The Eno Center for Transportation proposed that Congress alter the new freight programs in the FAST Act to carve out a national multimodal grant program paid for by general funds, and levy a percentage fee on the cost of surface freight shipments to support it over the long run.
That proposal, which Eno released May 19 as part of "Infrastructure Week," calls for Congress to expand the Fast Act's discretionary freight grant program from $800 million a year that is now part of the highway account of the Highway Trust Fund.
Under the proposal, Congress would make that a general fund program of "at least $2 billion annually, with the ability to increase funding as the program becomes established." The full report detailing the plan is available here.
And instead of the FAST Act requirements tying most of that grant pool to highway-related freight projects, Eno said Congress should make the expanded grants program fully multimodal in nature, "which means expanding the existing eligibility to include more rail and port infrastructure as well as reducing the limits on intermodal infrastructure."
The center said it explored options with a bipartisan group of former government officials, a "freight working group" that includes a number of transportation financing experts and freight industry veterans, and researched the issues with other industry experts to hammer out a set of funding options and the consensus recommendation.
If lawmakers acted on the proposal, it would be the first time that Congress instituted a permanent program to pay for freight shipping infrastructure projects across the full range of transportation modes.
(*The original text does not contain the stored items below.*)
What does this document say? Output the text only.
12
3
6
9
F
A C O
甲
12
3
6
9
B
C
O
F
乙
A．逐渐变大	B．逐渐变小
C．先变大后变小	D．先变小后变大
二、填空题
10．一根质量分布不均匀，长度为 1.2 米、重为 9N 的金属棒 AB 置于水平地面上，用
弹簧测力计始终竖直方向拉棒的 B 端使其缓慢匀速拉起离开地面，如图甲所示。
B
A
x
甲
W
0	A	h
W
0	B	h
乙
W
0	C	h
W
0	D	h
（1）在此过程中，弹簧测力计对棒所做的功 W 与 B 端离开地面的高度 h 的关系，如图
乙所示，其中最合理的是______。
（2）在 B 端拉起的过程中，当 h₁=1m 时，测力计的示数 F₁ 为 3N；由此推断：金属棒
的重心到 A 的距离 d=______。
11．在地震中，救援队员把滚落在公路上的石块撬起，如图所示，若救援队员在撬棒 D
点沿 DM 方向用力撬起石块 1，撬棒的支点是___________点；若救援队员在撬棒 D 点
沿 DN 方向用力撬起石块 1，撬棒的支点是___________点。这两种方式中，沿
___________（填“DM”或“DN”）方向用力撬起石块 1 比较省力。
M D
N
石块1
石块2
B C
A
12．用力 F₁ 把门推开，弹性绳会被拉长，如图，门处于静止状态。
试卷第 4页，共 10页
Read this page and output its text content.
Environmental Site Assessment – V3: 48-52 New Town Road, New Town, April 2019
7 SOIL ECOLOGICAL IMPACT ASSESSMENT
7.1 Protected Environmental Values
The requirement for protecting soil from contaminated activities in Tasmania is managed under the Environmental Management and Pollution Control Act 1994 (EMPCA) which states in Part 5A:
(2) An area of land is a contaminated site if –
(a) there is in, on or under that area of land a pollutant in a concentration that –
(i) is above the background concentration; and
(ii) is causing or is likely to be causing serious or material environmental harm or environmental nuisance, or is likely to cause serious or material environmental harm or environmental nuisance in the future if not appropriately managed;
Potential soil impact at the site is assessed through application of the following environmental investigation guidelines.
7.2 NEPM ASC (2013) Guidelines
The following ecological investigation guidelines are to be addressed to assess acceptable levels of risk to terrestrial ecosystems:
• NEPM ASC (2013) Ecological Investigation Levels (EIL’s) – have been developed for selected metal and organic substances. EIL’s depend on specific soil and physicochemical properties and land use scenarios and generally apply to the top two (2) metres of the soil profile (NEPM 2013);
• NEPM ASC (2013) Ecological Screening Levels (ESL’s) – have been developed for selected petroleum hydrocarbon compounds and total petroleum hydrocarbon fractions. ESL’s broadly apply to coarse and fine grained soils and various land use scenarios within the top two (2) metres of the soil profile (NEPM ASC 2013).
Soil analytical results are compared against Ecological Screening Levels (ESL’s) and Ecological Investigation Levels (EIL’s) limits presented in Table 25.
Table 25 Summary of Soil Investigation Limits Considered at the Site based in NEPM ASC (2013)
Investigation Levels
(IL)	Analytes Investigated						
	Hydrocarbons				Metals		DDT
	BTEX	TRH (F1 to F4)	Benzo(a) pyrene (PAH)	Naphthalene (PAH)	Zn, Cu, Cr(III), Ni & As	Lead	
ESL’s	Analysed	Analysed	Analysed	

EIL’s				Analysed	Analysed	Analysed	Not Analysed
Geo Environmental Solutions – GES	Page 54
Other than in emergency legislation such as the 2009 Recovery Act, or in limited programs such as the TIGER infrastructure grants, Congress has authorized modal funds through separate programs aimed at highways and transit, railroads, aviation and marine transportation.
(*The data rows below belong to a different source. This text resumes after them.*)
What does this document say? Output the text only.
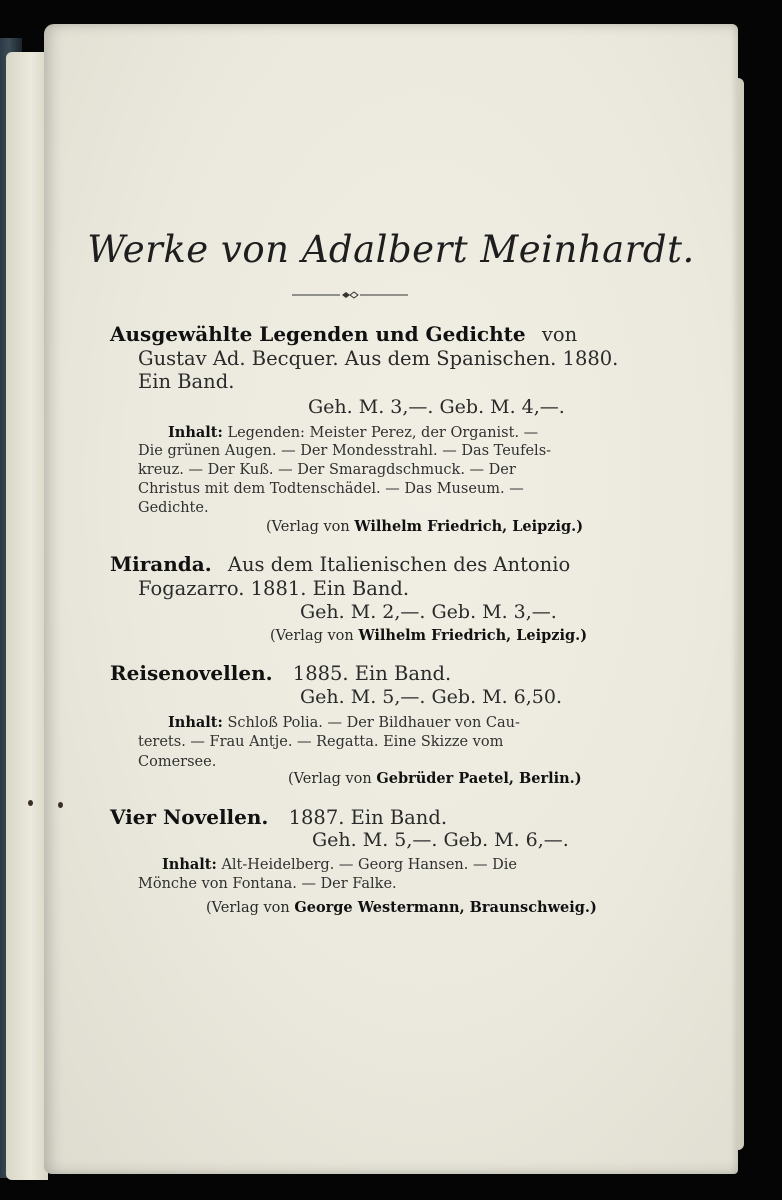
Werke von Adalbert Meinhardt.
Ausgewählte Legenden und Gedichte von
Gustav Ad. Becquer. Aus dem Spanischen. 1880.
Ein Band.
Geh. M. 3,—. Geb. M. 4,—.
Inhalt: Legenden: Meister Perez, der Organist. —
Die grünen Augen. — Der Mondesstrahl. — Das Teufels-
kreuz. — Der Kuß. — Der Smaragdschmuck. — Der
Christus mit dem Todtenschädel. — Das Museum. —
Gedichte.
(Verlag von Wilhelm Friedrich, Leipzig.)
Miranda. Aus dem Italienischen des Antonio
Fogazarro. 1881. Ein Band.
Geh. M. 2,—. Geb. M. 3,—.
(Verlag von Wilhelm Friedrich, Leipzig.)
Reisenovellen. 1885. Ein Band.
Geh. M. 5,—. Geb. M. 6,50.
Inhalt: Schloß Polia. — Der Bildhauer von Cau-
terets. — Frau Antje. — Regatta. Eine Skizze vom
Comersee.
(Verlag von Gebrüder Paetel, Berlin.)
Vier Novellen. 1887. Ein Band.
Geh. M. 5,—. Geb. M. 6,—.
Inhalt: Alt-Heidelberg. — Georg Hansen. — Die
Mönche von Fontana. — Der Falke.
(Verlag von George Westermann, Braunschweig.)
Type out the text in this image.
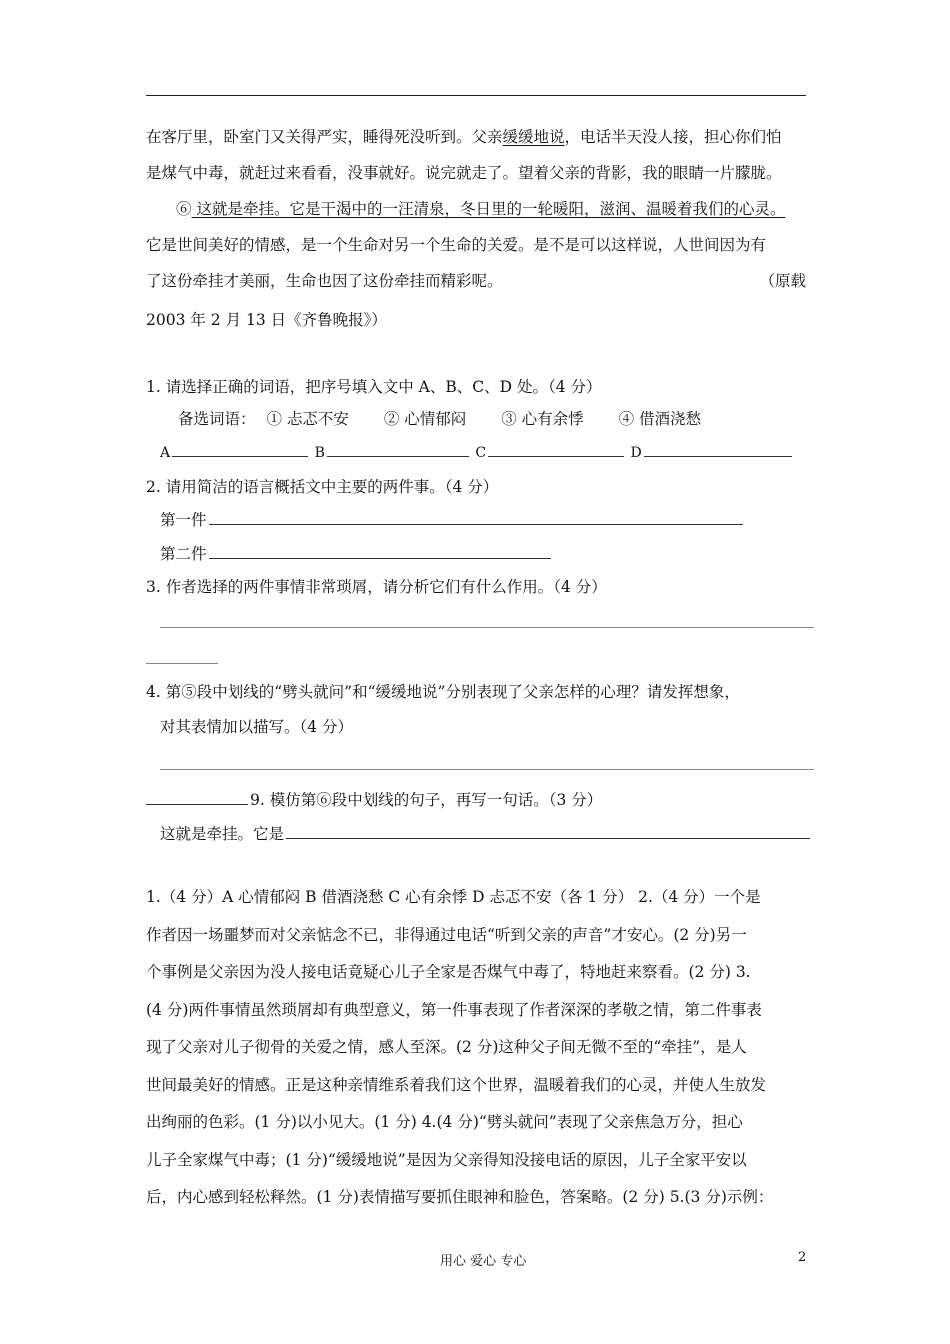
在客厅里，卧室门又关得严实，睡得死没听到。父亲缓缓地说，电话半天没人接，担心你们怕
是煤气中毒，就赶过来看看，没事就好。说完就走了。望着父亲的背影，我的眼睛一片朦胧。
⑥ 这就是牵挂。它是干渴中的一汪清泉，冬日里的一轮暖阳，滋润、温暖着我们的心灵。
它是世间美好的情感，是一个生命对另一个生命的关爱。是不是可以这样说，人世间因为有
了这份牵挂才美丽，生命也因了这份牵挂而精彩呢。	（原载
2003 年 2 月 13 日《齐鲁晚报》）
1. 请选择正确的词语，把序号填入文中 A、B、C、D 处。（4 分）
备选词语： ① 忐忑不安 ② 心情郁闷 ③ 心有余悸 ④ 借酒浇愁
A	B	C	D
2. 请用简洁的语言概括文中主要的两件事。（4 分）
第一件
第二件
3. 作者选择的两件事情非常琐屑，请分析它们有什么作用。（4 分）
4. 第⑤段中划线的“劈头就问”和“缓缓地说”分别表现了父亲怎样的心理？请发挥想象，
对其表情加以描写。（4 分）
9. 模仿第⑥段中划线的句子，再写一句话。（3 分）
这就是牵挂。它是
1.（4 分）A 心情郁闷 B 借酒浇愁 C 心有余悸 D 忐忑不安（各 1 分） 2.（4 分）一个是
作者因一场噩梦而对父亲惦念不已，非得通过电话“听到父亲的声音”才安心。(2 分)另一
个事例是父亲因为没人接电话竟疑心儿子全家是否煤气中毒了，特地赶来察看。(2 分) 3.
(4 分)两件事情虽然琐屑却有典型意义，第一件事表现了作者深深的孝敬之情，第二件事表
现了父亲对儿子彻骨的关爱之情，感人至深。(2 分)这种父子间无微不至的“牵挂”，是人
世间最美好的情感。正是这种亲情维系着我们这个世界，温暖着我们的心灵，并使人生放发
出绚丽的色彩。(1 分)以小见大。(1 分) 4.(4 分)“劈头就问”表现了父亲焦急万分，担心
儿子全家煤气中毒；(1 分)“缓缓地说”是因为父亲得知没接电话的原因，儿子全家平安以
后，内心感到轻松释然。(1 分)表情描写要抓住眼神和脸色，答案略。(2 分) 5.(3 分)示例：
用心 爱心 专心	2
Eno said building the freight grants program on general funds would avoid "return-to source" claims that come with dedicated revenue sources, "in which freight modes and geographies would want to see their portion of the funding returned directly to them in project grants."
And Eno argued that since the freight industry supports the entire U.S. economy, "using general funds to make freight system improvements, as is common in other countries, is justifiable."
It also said a practical aspect of the proposal is that using general funds gives Congress "the ability to fully fund the program immediately while a long-term funding source can be developed."
Eno noted that Congress has already "shown a recent willingness to support transportation programs with general funds," such as using general fund transfers to help pay for the FAST Act, and paying for annual TIGER grants from general funds.
Its long-term funding proposal would assess a fee of at least 0.3 percent "on the cost of shipping for all surface transportation modes" – truck, rail and barge – that would be charged to cargo owners at the same rate across modes.
It would also apply the fee to private fleets such as retailer-owned truck operations. However, it would exempt flight and international portions of shipments.
Eno said its proposed COFS fee "is still a policy novelty [but] its appeal as a relatively fair, stable, multimodal, and small fee on shipment costs has prompted some political support." However, Eno added: "Passing such a fee would require considerable bipartisanship in Congress, as well as agreement across several levels of stakeholders."